I'm using an 8 cup chemex and generally brew ~700-800ml at the weekend using an all in one go pour method. I'm getting coffee spitting back up the spout which has knackered a Hario scales. I had to resort to a gangster method of placing the chemex in a retro Typhoon 4kg kitchen scales this morning. I have a set of Brewistas, but they are sitting in my midweek house.

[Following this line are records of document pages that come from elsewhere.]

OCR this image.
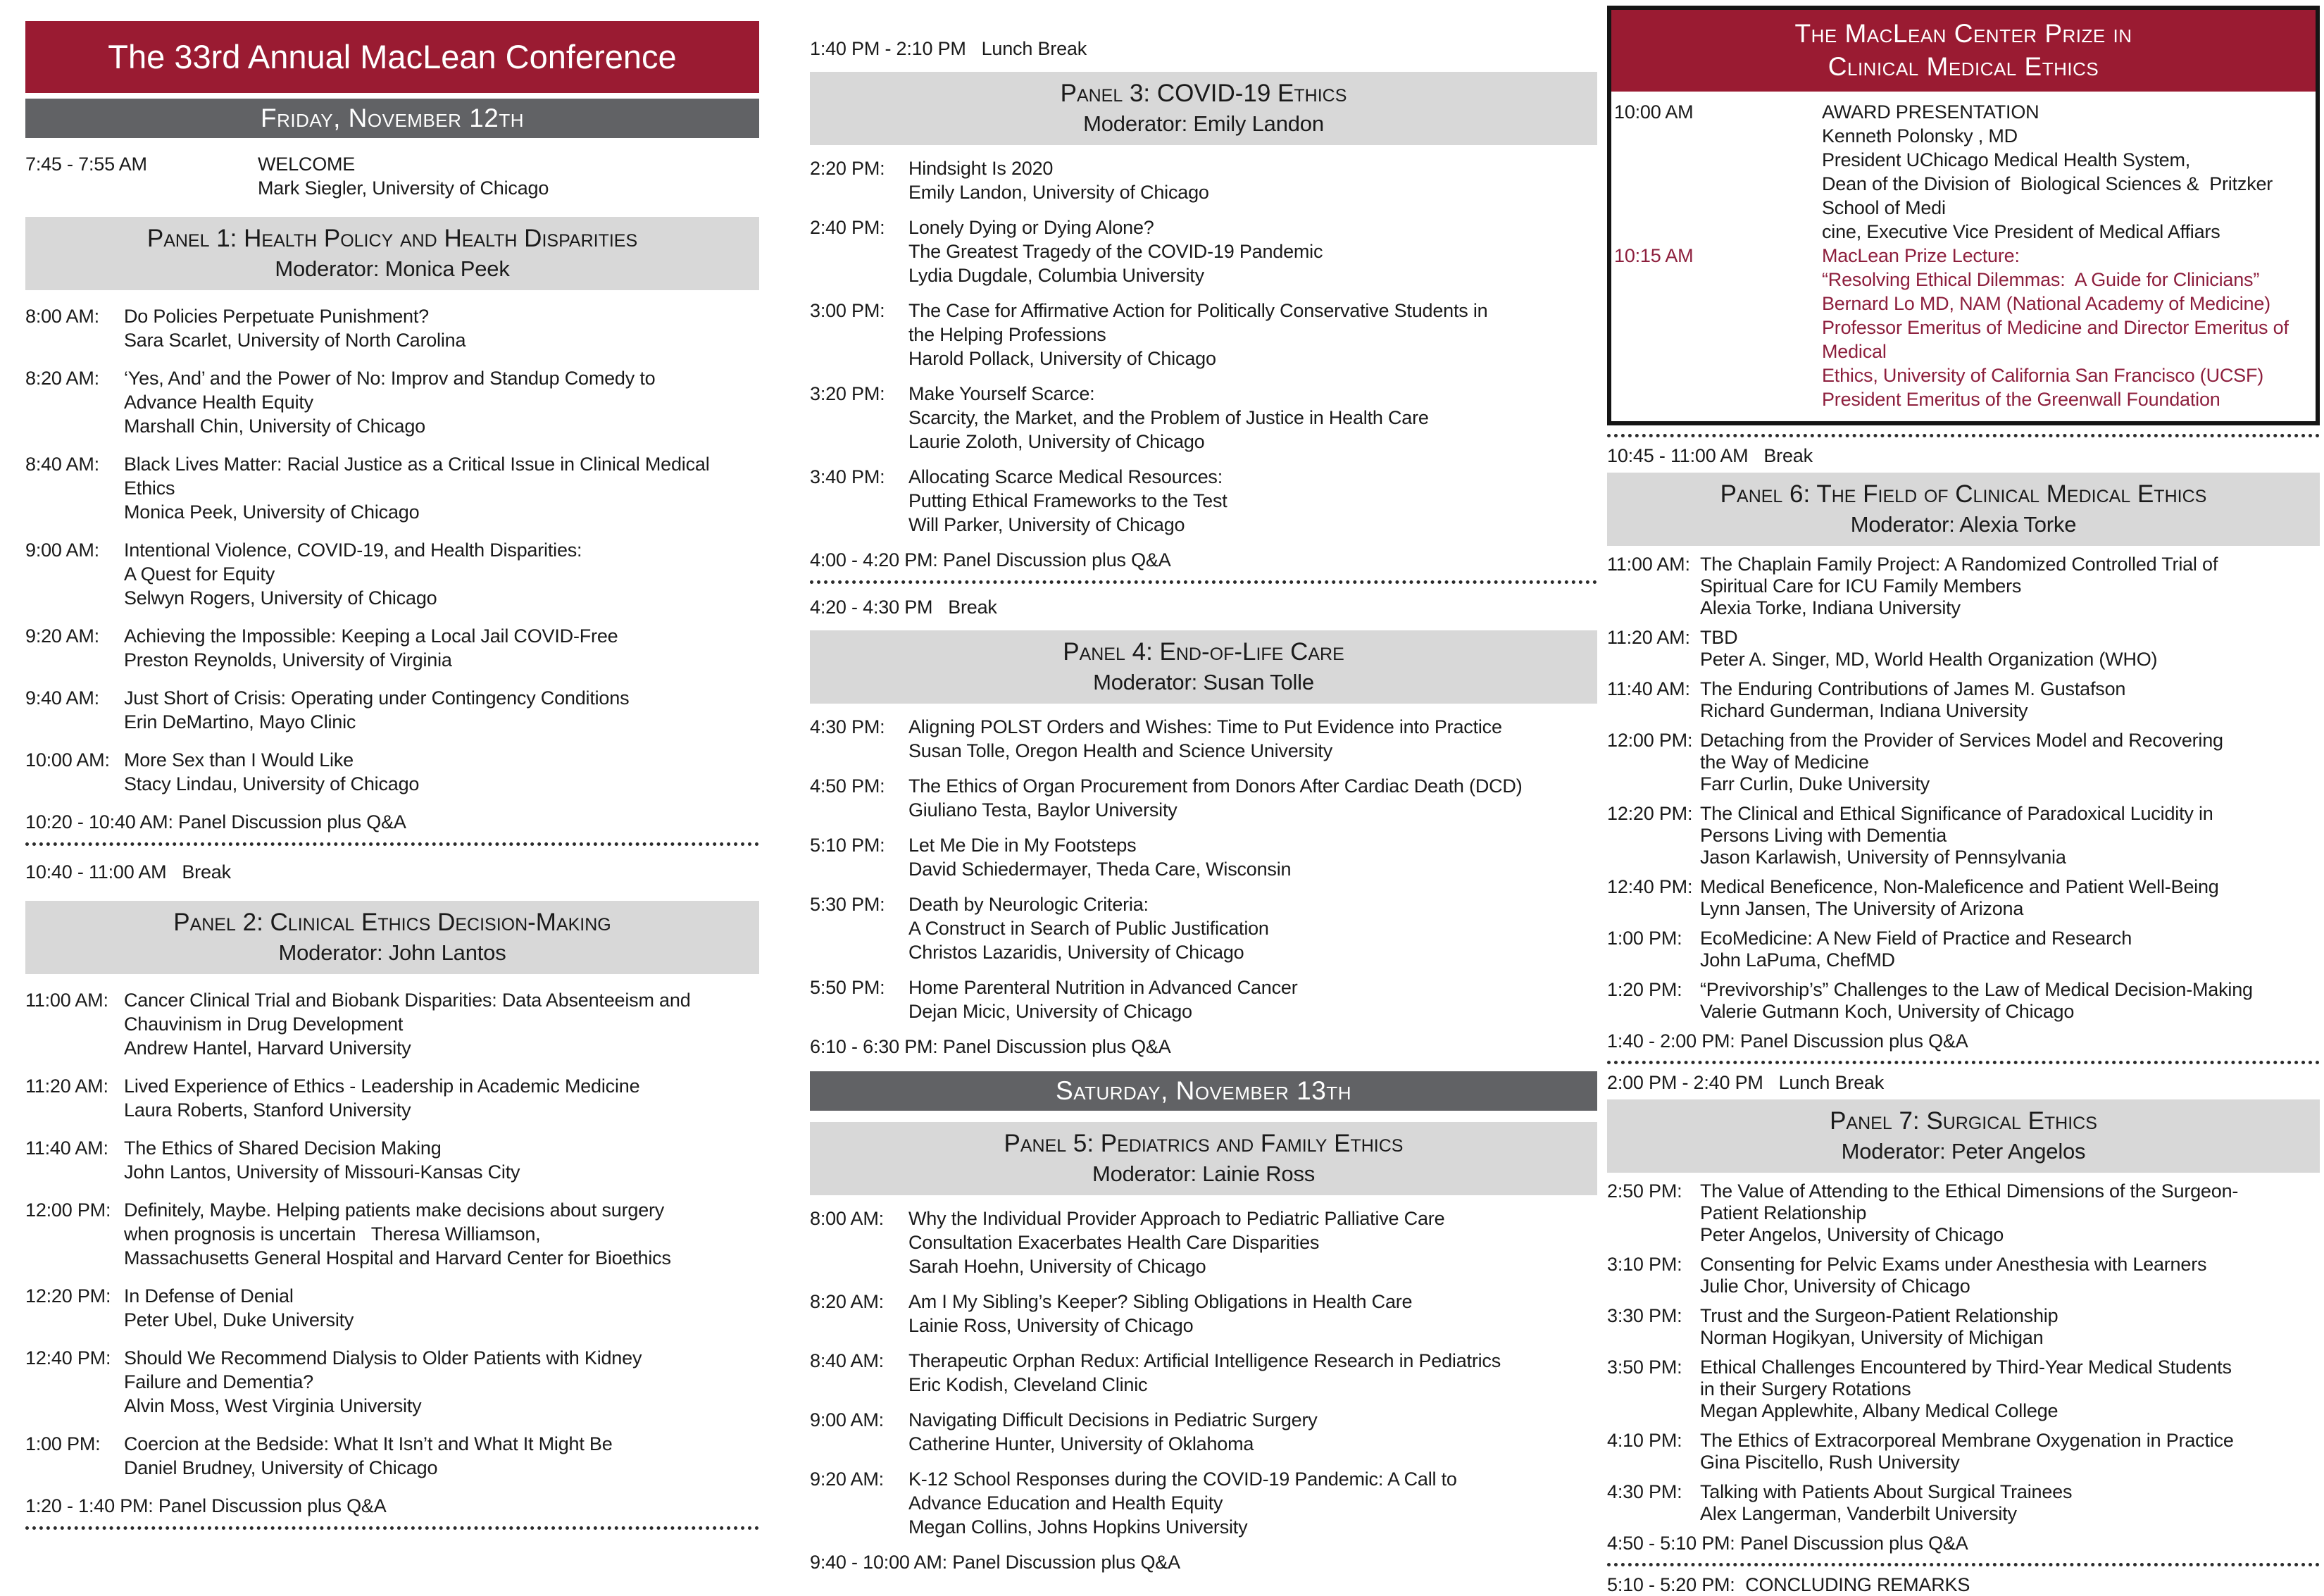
The 33rd Annual MacLean Conference
Friday, November 12th
7:45 - 7:55 AM	WELCOME
Mark Siegler, University of Chicago
Panel 1: Health Policy and Health Disparities
Moderator: Monica Peek
8:00 AM:	Do Policies Perpetuate Punishment?
Sara Scarlet, University of North Carolina
8:20 AM:	‘Yes, And’ and the Power of No: Improv and Standup Comedy to
Advance Health Equity
Marshall Chin, University of Chicago
8:40 AM:	Black Lives Matter: Racial Justice as a Critical Issue in Clinical Medical
Ethics
Monica Peek, University of Chicago
9:00 AM:	Intentional Violence, COVID-19, and Health Disparities:
A Quest for Equity
Selwyn Rogers, University of Chicago
9:20 AM:	Achieving the Impossible: Keeping a Local Jail COVID-Free
Preston Reynolds, University of Virginia
9:40 AM:	Just Short of Crisis: Operating under Contingency Conditions
Erin DeMartino, Mayo Clinic
10:00 AM: More Sex than I Would Like
Stacy Lindau, University of Chicago
10:20 - 10:40 AM: Panel Discussion plus Q&A
10:40 - 11:00 AM   Break
Panel 2: Clinical Ethics Decision-Making
Moderator: John Lantos
11:00 AM: Cancer Clinical Trial and Biobank Disparities: Data Absenteeism and
Chauvinism in Drug Development
Andrew Hantel, Harvard University
11:20 AM: Lived Experience of Ethics - Leadership in Academic Medicine
Laura Roberts, Stanford University
11:40 AM: The Ethics of Shared Decision Making
John Lantos, University of Missouri-Kansas City
12:00 PM: Definitely, Maybe. Helping patients make decisions about surgery
when prognosis is uncertain   Theresa Williamson,
Massachusetts General Hospital and Harvard Center for Bioethics
12:20 PM: In Defense of Denial
Peter Ubel, Duke University
12:40 PM: Should We Recommend Dialysis to Older Patients with Kidney
Failure and Dementia?
Alvin Moss, West Virginia University
1:00 PM:	Coercion at the Bedside: What It Isn’t and What It Might Be
Daniel Brudney, University of Chicago
1:20 - 1:40 PM: Panel Discussion plus Q&A
1:40 PM - 2:10 PM   Lunch Break
Panel 3: COVID-19 Ethics
Moderator: Emily Landon
2:20 PM:	Hindsight Is 2020
Emily Landon, University of Chicago
2:40 PM:	Lonely Dying or Dying Alone?
The Greatest Tragedy of the COVID-19 Pandemic
Lydia Dugdale, Columbia University
3:00 PM:	The Case for Affirmative Action for Politically Conservative Students in
the Helping Professions
Harold Pollack, University of Chicago
3:20 PM:	Make Yourself Scarce:
Scarcity, the Market, and the Problem of Justice in Health Care
Laurie Zoloth, University of Chicago
3:40 PM:	Allocating Scarce Medical Resources:
Putting Ethical Frameworks to the Test
Will Parker, University of Chicago
4:00 - 4:20 PM: Panel Discussion plus Q&A
4:20 - 4:30 PM   Break
Panel 4: End-of-Life Care
Moderator: Susan Tolle
4:30 PM:	Aligning POLST Orders and Wishes: Time to Put Evidence into Practice
Susan Tolle, Oregon Health and Science University
4:50 PM:	The Ethics of Organ Procurement from Donors After Cardiac Death (DCD)
Giuliano Testa, Baylor University
5:10 PM:	Let Me Die in My Footsteps
David Schiedermayer, Theda Care, Wisconsin
5:30 PM:	Death by Neurologic Criteria:
A Construct in Search of Public Justification
Christos Lazaridis, University of Chicago
5:50 PM:	Home Parenteral Nutrition in Advanced Cancer
Dejan Micic, University of Chicago
6:10 - 6:30 PM: Panel Discussion plus Q&A
Saturday, November 13th
Panel 5: Pediatrics and Family Ethics
Moderator: Lainie Ross
8:00 AM:	Why the Individual Provider Approach to Pediatric Palliative Care
Consultation Exacerbates Health Care Disparities
Sarah Hoehn, University of Chicago
8:20 AM:	Am I My Sibling’s Keeper? Sibling Obligations in Health Care
Lainie Ross, University of Chicago
8:40 AM:	Therapeutic Orphan Redux: Artificial Intelligence Research in Pediatrics
Eric Kodish, Cleveland Clinic
9:00 AM:	Navigating Difficult Decisions in Pediatric Surgery
Catherine Hunter, University of Oklahoma
9:20 AM:	K-12 School Responses during the COVID-19 Pandemic: A Call to
Advance Education and Health Equity
Megan Collins, Johns Hopkins University
9:40 - 10:00 AM: Panel Discussion plus Q&A
The MacLean Center Prize in
Clinical Medical Ethics
10:00 AM	AWARD PRESENTATION
Kenneth Polonsky , MD
President UChicago Medical Health System,
Dean of the Division of  Biological Sciences &  Pritzker School of Medi
cine, Executive Vice President of Medical Affiars
10:15 AM	MacLean Prize Lecture:
“Resolving Ethical Dilemmas:  A Guide for Clinicians”
Bernard Lo MD, NAM (National Academy of Medicine)
Professor Emeritus of Medicine and Director Emeritus of Medical
Ethics, University of California San Francisco (UCSF)
President Emeritus of the Greenwall Foundation
10:45 - 11:00 AM   Break
Panel 6: The Field of Clinical Medical Ethics
Moderator: Alexia Torke
11:00 AM: The Chaplain Family Project: A Randomized Controlled Trial of
Spiritual Care for ICU Family Members
Alexia Torke, Indiana University
11:20 AM: TBD
Peter A. Singer, MD, World Health Organization (WHO)
11:40 AM: The Enduring Contributions of James M. Gustafson
Richard Gunderman, Indiana University
12:00 PM: Detaching from the Provider of Services Model and Recovering
the Way of Medicine
Farr Curlin, Duke University
12:20 PM: The Clinical and Ethical Significance of Paradoxical Lucidity in
Persons Living with Dementia
Jason Karlawish, University of Pennsylvania
12:40 PM: Medical Beneficence, Non-Maleficence and Patient Well-Being
Lynn Jansen, The University of Arizona
1:00 PM: EcoMedicine: A New Field of Practice and Research
John LaPuma, ChefMD
1:20 PM: “Previvorship’s” Challenges to the Law of Medical Decision-Making
Valerie Gutmann Koch, University of Chicago
1:40 - 2:00 PM: Panel Discussion plus Q&A
2:00 PM - 2:40 PM   Lunch Break
Panel 7: Surgical Ethics
Moderator: Peter Angelos
2:50 PM: The Value of Attending to the Ethical Dimensions of the Surgeon-
Patient Relationship
Peter Angelos, University of Chicago
3:10 PM: Consenting for Pelvic Exams under Anesthesia with Learners
Julie Chor, University of Chicago
3:30 PM: Trust and the Surgeon-Patient Relationship
Norman Hogikyan, University of Michigan
3:50 PM: Ethical Challenges Encountered by Third-Year Medical Students
in their Surgery Rotations
Megan Applewhite, Albany Medical College
4:10 PM: The Ethics of Extracorporeal Membrane Oxygenation in Practice
Gina Piscitello, Rush University
4:30 PM: Talking with Patients About Surgical Trainees
Alex Langerman, Vanderbilt University
4:50 - 5:10 PM: Panel Discussion plus Q&A
5:10 - 5:20 PM:  CONCLUDING REMARKS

Anyone else happen across this problem? I presume either decrease the volume of the brew or change the pour method.


----------



## The Systemic Kid (Nov 23, 2012)

Definitely, change the pour method - maybe two amounts not inc the bloom. Given the volume, have you checked the temp in the slurry? When brewing 500grms in a five cup, I set the Bnavita to 98c which results in a slurry temp of around 91-92c.


----------



## Neill (Jun 26, 2013)

Also make sure the triple sided edge of the filter is over the spout and try not to let it sag in to the spout too much when wetting it. I wet the paper from the opposite side first when pre warming to make sure it sticks there.


----------



## PPapa (Oct 24, 2015)

Neill said:


> Also make sure the triple sided edge of the filter is over the spout and try not to let it sag in to the spout too much when wetting it. I wet the paper from the opposite side first when pre warming to make sure it sticks there.


This. I also try not to fill too much water while pre wetting as it sags the filter into the spout too.


----------



## Doozerless (Apr 3, 2015)

I found the culprit. Me. Once I finish the pour I tap the chemex to settle the bed. This tap causes the filter paper and grounds to fall into the spout. A more gentle tap is required.


----------